Bagi kami, resign adalah keputusan paling tepat. Ya, terlepas dari jumlah anak yang bertambah dan butuh perhatian lebih besar dari ibunya.
Saya sangat menghargai para ibu-ibu bekerja. Pasti setiap perempuan punya alasan tersendiri untuk menjadi ibu bekerja. Sebagaimana ibu-ibu yang memutuskan untuk menjadi ibu di rumah, tentu ada alasan tersendiri. Tidak ada yang salah dengan keputusan-keputusan tersebut. Semua ibu hebat, apa pun pilihannya.
Namun, bagi saya, ada beberapa hal yang tidak akan pernah saya jalani jika tidak memutuskan resign. Yup, jika tidak resign, saya tidak akan pernah…
1. Membuat Lesson Plan
Dulu, saat anak masih satu, saya sama sekali nggak tahu apa itu lesson plan. Main sama anak juga nggak terlalu sering, karena sebagian besar waktu digunakan untuk bekerja.
Hal-hal terkait anak dipercayakan pada daycare. Pagi diantar, lalu dijemput paling akhir saat teman-teman si kecil sudah pulang.
Nah, untuk anak kedua ini karena selalu sama ibunya, maka saya berusaha menstimulasi sebisanya. Saya ikut program belajar anak dari rumah, di mana selalu dikirim modul sesuai tema. Selanjutnya, saya dan anak tinggal main bersama dengan bantuan lembar printable.
Next, saya ikut kegiatan yang mengharuskan ibu bisa membuat lesson plan sendiri untuk anaknya. Lesson plan disusun dengan mengacu pada STPPA (Standar Tingkat Pencapaian Perkembangan Anak).
Kalau saya belum resign, mungkin pikiran dan waktu akan lebih banyak tersita di pekerjaan. Boro-boro lesson plan, plan untuk kerjaan saja sering berantakan.
2. Mengantarkan Anak ke Berbagai Kegiatan
Setelah resign, otomatis saya lebih punya banyak waktu untuk anak dan keluarga. Saya bisa antar si sulung kelas main anak, juga les bahasa Inggris. Bahkan saya pernah ikut beberapa kelas sesuai passion. MasyaAllah happy sekali.

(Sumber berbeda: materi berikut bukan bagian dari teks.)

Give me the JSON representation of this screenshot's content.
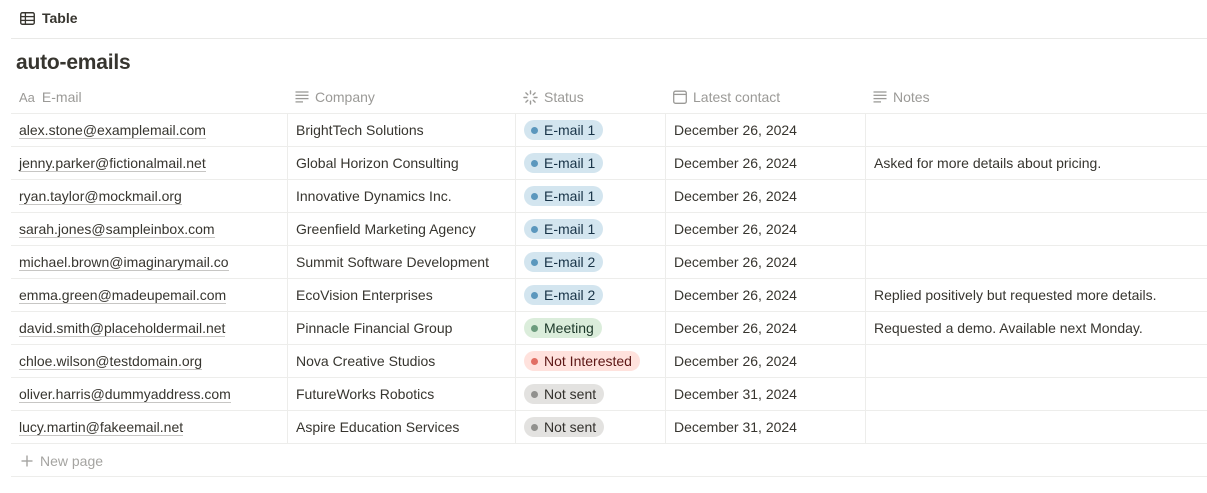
{
  "view": {
    "tab_label": "Table",
    "tab_icon": "table-icon"
  },
  "database": {
    "title": "auto-emails"
  },
  "columns": [
    {
      "label": "E-mail",
      "icon": "Aa",
      "icon_name": "title-property-icon"
    },
    {
      "label": "Company",
      "icon_name": "text-property-icon"
    },
    {
      "label": "Status",
      "icon_name": "status-property-icon"
    },
    {
      "label": "Latest contact",
      "icon_name": "calendar-icon"
    },
    {
      "label": "Notes",
      "icon_name": "text-property-icon"
    }
  ],
  "status_colors": {
    "E-mail 1": {
      "bg": "#d3e5ef",
      "dot": "#5b97bd",
      "text": "#183347"
    },
    "E-mail 2": {
      "bg": "#d3e5ef",
      "dot": "#5b97bd",
      "text": "#183347"
    },
    "Meeting": {
      "bg": "#dbeddb",
      "dot": "#6c9b7d",
      "text": "#1c3829"
    },
    "Not Interested": {
      "bg": "#ffe2dd",
      "dot": "#e16f64",
      "text": "#5d1715"
    },
    "Not sent": {
      "bg": "#e3e2e0",
      "dot": "#91918e",
      "text": "#32302c"
    }
  },
  "rows": [
    {
      "email": "alex.stone@examplemail.com",
      "company": "BrightTech Solutions",
      "status": "E-mail 1",
      "latest_contact": "December 26, 2024",
      "notes": ""
    },
    {
      "email": "jenny.parker@fictionalmail.net",
      "company": "Global Horizon Consulting",
      "status": "E-mail 1",
      "latest_contact": "December 26, 2024",
      "notes": "Asked for more details about pricing."
    },
    {
      "email": "ryan.taylor@mockmail.org",
      "company": "Innovative Dynamics Inc.",
      "status": "E-mail 1",
      "latest_contact": "December 26, 2024",
      "notes": ""
    },
    {
      "email": "sarah.jones@sampleinbox.com",
      "company": "Greenfield Marketing Agency",
      "status": "E-mail 1",
      "latest_contact": "December 26, 2024",
      "notes": ""
    },
    {
      "email": "michael.brown@imaginarymail.co",
      "company": "Summit Software Development",
      "status": "E-mail 2",
      "latest_contact": "December 26, 2024",
      "notes": ""
    },
    {
      "email": "emma.green@madeupemail.com",
      "company": "EcoVision Enterprises",
      "status": "E-mail 2",
      "latest_contact": "December 26, 2024",
      "notes": "Replied positively but requested more details."
    },
    {
      "email": "david.smith@placeholdermail.net",
      "company": "Pinnacle Financial Group",
      "status": "Meeting",
      "latest_contact": "December 26, 2024",
      "notes": "Requested a demo. Available next Monday."
    },
    {
      "email": "chloe.wilson@testdomain.org",
      "company": "Nova Creative Studios",
      "status": "Not Interested",
      "latest_contact": "December 26, 2024",
      "notes": ""
    },
    {
      "email": "oliver.harris@dummyaddress.com",
      "company": "FutureWorks Robotics",
      "status": "Not sent",
      "latest_contact": "December 31, 2024",
      "notes": ""
    },
    {
      "email": "lucy.martin@fakeemail.net",
      "company": "Aspire Education Services",
      "status": "Not sent",
      "latest_contact": "December 31, 2024",
      "notes": ""
    }
  ],
  "footer": {
    "new_page_label": "New page"
  }
}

Kala itu, selepas resign bisa pergi liburan bersama keluarga kecil. Menjelajah Bali, Malang, serta beberapa kota lainnya di Jawa Tengah dan Jawa Timur, juga perjalanan darat ke Bengkulu dan Padang. Kegiatan yang mustahil bisa saya lakukan jika belum resign. Maklum, liburannya berdurasi panjang dan lama, he-he-he.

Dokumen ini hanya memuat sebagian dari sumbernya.